Map showing the geographical extent of the community mask use study conducted in Bangladesh. From Abaluck et al. 2022
Long COVID
Long COVID refers to a set of neurological, cardiovascular, and other physiological sequelae that arise following COVID-19 infection. The condition is of great concern in a world where most people have been infected by the virus at least once, but it has frequently been dismissed. Part of the dismissal has to do with the lack of immediately observable evidence.
icddr,b published one of the first longitudinal studies in LMICs looking at the progression of long COVID, in which patients were followed for six months after recovery to record post-COVID symptoms. The study revealed that long-term complications were particularly common in individuals who had been hospitalized for COVID-19 and the elderly. Complications included increased risk of incident diabetes — consistent with other recent work on long COVID — and increased risk of uncontrolled blood sugar in patients with pre-existing diabetes.
Looking ahead
As the pandemic has progressed, it has been necessary to generate data on its impact and evidence for the success of various mitigation strategies at unprecedented speeds to help shape an effective response. Local and international organizations in Bangladesh have stepped up to perform SARS-CoV-2 surveillance, evaluate interventions, and study the novel pathogen and disease, contributing important knowledge as well as providing a model for decentering global health research and narratives.

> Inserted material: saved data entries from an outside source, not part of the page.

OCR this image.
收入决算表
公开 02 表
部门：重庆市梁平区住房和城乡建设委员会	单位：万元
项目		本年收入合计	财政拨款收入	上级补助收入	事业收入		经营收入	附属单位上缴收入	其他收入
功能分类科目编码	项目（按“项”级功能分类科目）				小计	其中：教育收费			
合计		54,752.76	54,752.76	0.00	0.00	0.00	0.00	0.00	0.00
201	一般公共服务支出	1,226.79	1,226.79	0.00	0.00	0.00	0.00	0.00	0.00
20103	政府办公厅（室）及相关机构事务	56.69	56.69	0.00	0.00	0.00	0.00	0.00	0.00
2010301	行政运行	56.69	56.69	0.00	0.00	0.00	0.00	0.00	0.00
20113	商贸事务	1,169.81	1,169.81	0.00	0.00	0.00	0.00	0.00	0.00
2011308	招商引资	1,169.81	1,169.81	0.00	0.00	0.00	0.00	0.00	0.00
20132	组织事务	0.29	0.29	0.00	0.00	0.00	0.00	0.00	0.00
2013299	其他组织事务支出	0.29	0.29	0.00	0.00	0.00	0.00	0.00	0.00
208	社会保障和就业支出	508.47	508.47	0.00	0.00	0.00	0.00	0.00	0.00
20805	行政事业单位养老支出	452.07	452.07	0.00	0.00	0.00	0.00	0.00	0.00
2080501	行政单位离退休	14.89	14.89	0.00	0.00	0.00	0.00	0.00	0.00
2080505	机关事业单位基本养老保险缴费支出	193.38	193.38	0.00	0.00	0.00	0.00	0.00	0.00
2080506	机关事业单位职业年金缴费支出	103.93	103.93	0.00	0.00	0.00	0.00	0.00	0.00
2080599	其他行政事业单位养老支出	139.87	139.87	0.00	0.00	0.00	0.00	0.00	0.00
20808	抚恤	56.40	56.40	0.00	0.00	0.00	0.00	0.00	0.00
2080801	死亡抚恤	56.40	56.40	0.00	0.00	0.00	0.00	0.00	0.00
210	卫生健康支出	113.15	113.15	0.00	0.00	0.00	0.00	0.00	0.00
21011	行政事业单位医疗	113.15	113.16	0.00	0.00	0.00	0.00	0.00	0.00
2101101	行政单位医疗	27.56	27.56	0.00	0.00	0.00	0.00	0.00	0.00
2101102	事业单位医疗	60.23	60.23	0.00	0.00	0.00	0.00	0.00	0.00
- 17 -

Global funding bodies must prioritize developing research and public health infrastructure in LMICs, empowering researchers in marginalized groups, and promoting equitable collaborations to share resources and expertise. Doing so will lead to more discoveries of both local and global relevance and increase the impact of global health research.
Developing research and public health capacity in the global South is also important in the specific context of future pandemics. Most of the infectious diseases currently prioritized by the WHO as posing a high risk of causing a pandemic occur in the tropics, often in countries that would benefit from expertise in surveillance and control of the pathogens; Bangladesh again shows a way forward with its active surveillance of pathogens like cholera, influenza, and the highly lethal Nipah virus. Moreover, as the COVID-19 pandemic has shown, emerging diseases can spread faster than ever before in an increasingly mobile world. Combating pandemics will always require concerted global efforts built on local expertise.